Want to explore an abandoned underground missile complex? First you'll have to find one -- most of their locations are still top-secret. And say you do happen to find a silo, you'll still be violating federal trespassing laws, but as long as committing a felony doesn't bother you, then be prepared once you're inside to inhale a fair share of asbestos fibers and radon gas; the underground bases are teeming with both carcinogens.

If you're still crazy enough to want to go exploring, we'd like to make one last appeal. Before you go, check out the Abandoned Missile Base VR Tour at, where Kevin Kelm takes you through an actual photo tour of a decommissioned and abandoned complex located somewhere in Colorado.

Kelm, a 27-year-old software engineer, has explored the site three times, and on his last visit brought along a camera and lights to document his findings for posterity. It was on that third trip that Kelm and partner, co-worker David Rodenbaugh were greeted upon their return to the surface by a finger-wagging sheriff's deputy. "He ended up dropping the charges," Kelm says with a sigh of relief, -- but only after scaring the crap out of us." The deputy probably would have been a lot less sympathetic, Kelm believes, if they had exited armed with a couple six-packs and spray cans rather than a camera and safety gear.

It was this brush with the law, and of course the other inherent dangers of the abandoned complexes, that inspired Kelm to set up his VR Tour of the Titan II Missile base. Through Kelm's illustrative photos and narrative you can tour the entire base, tunnel by tunnel, walking past corridors of graffiti-strewn concrete, bent rusted metal and forbidding pools of murky water. Even though the base is deserted and beyond repair, there's something oddly captivating about touring the site. Perhaps it's a case of X-Files overload, but at every corner you half expect to find the skeletal remains from some alien experiment or some other surprise waiting for you.

"You get this eerie feeling of death down there," Kelm says. "That's what the site was for -- to cause death; it's a good feeling to see it empty."

One day, Kelm says he'd like to actually buy an abandoned missile silo and move in. With many of the silos located on private property, ownership reverted back to ranchers and farmers when the bases were decommissioned. Many owners are willing to sell the silos rather than face a potential EPA-mandated clean-up.

Kelm's own fascination with exploring the complex is a natural outgrowth from his hobby of caving. After cutting his teeth exploring natural caves, Kelm moved on to "sewer-lunking," the clandestine exploration of storm sewers. Nowadays Kelm says he's game for investigating basically any "neat tunnel that's big enough to fit into."

Kelm put the site up just before Christmas, and by mid-January he'd received over 36,000 hits and the requisite loads of e-mail.
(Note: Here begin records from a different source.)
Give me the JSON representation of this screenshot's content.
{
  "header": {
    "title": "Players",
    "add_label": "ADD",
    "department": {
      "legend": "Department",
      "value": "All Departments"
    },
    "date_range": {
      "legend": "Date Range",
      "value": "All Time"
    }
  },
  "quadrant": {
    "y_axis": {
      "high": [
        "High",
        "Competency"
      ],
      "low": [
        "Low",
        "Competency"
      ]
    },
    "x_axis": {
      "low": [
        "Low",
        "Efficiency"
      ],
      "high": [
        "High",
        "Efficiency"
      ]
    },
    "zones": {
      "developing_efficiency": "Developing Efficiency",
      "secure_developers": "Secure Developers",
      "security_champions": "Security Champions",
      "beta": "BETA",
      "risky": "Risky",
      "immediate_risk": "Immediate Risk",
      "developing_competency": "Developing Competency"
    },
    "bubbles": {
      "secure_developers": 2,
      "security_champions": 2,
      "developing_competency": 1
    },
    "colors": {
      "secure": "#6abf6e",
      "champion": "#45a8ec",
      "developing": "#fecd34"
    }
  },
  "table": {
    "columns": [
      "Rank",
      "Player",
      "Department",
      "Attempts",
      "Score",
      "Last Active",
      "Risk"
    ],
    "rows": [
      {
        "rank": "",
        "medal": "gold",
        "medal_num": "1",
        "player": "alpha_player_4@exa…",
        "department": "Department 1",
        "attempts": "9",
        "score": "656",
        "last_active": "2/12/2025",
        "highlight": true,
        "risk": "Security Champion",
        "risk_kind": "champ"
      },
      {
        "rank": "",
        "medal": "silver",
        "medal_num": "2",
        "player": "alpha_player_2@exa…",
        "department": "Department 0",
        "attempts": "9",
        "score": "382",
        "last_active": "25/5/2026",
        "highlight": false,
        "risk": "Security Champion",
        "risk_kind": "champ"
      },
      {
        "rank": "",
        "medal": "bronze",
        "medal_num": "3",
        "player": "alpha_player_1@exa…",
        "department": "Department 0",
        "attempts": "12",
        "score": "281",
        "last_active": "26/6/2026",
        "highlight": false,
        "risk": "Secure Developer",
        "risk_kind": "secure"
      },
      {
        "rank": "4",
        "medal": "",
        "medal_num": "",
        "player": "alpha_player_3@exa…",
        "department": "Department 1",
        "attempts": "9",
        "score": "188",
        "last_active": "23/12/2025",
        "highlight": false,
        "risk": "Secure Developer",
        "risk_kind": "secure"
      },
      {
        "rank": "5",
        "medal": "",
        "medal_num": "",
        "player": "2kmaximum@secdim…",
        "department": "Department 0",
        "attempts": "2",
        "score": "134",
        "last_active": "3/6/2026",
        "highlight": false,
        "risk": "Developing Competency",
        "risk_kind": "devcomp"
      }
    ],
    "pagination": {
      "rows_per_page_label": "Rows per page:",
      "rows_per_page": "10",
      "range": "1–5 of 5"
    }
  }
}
Many of the messages ask where Kelm plans to boldly go next. While plans for future exploration were up in the air as of press time, curiosity seekers would be well advised to check out Kelm's "guaranteed authentic" personal history at, where they'll learn that among other accomplishments, Kelm "habitually watched Knight Rider (not a point of pride)" and "learned to pass out on cue."

Still there are those stubborn few messages from people who want to know where the complex is located. To those who, despite all the hazards, want to try their own amateur expedition, Kelm offers this cautionary tale:

A couple of years ago at an entirely different silo, a farmer was so fed up with trespassers visiting the complex that whenever one of his cows died he would dump the carcass down the entry-way in hopes that the smell would dissuade visitors. One olfactory-deficient visitor, upon entering the silo, slipped and plunged to what most certainly would have been his death. Luckily though, the fall was cushioned thanks to the dozen or so rotting carcasses below.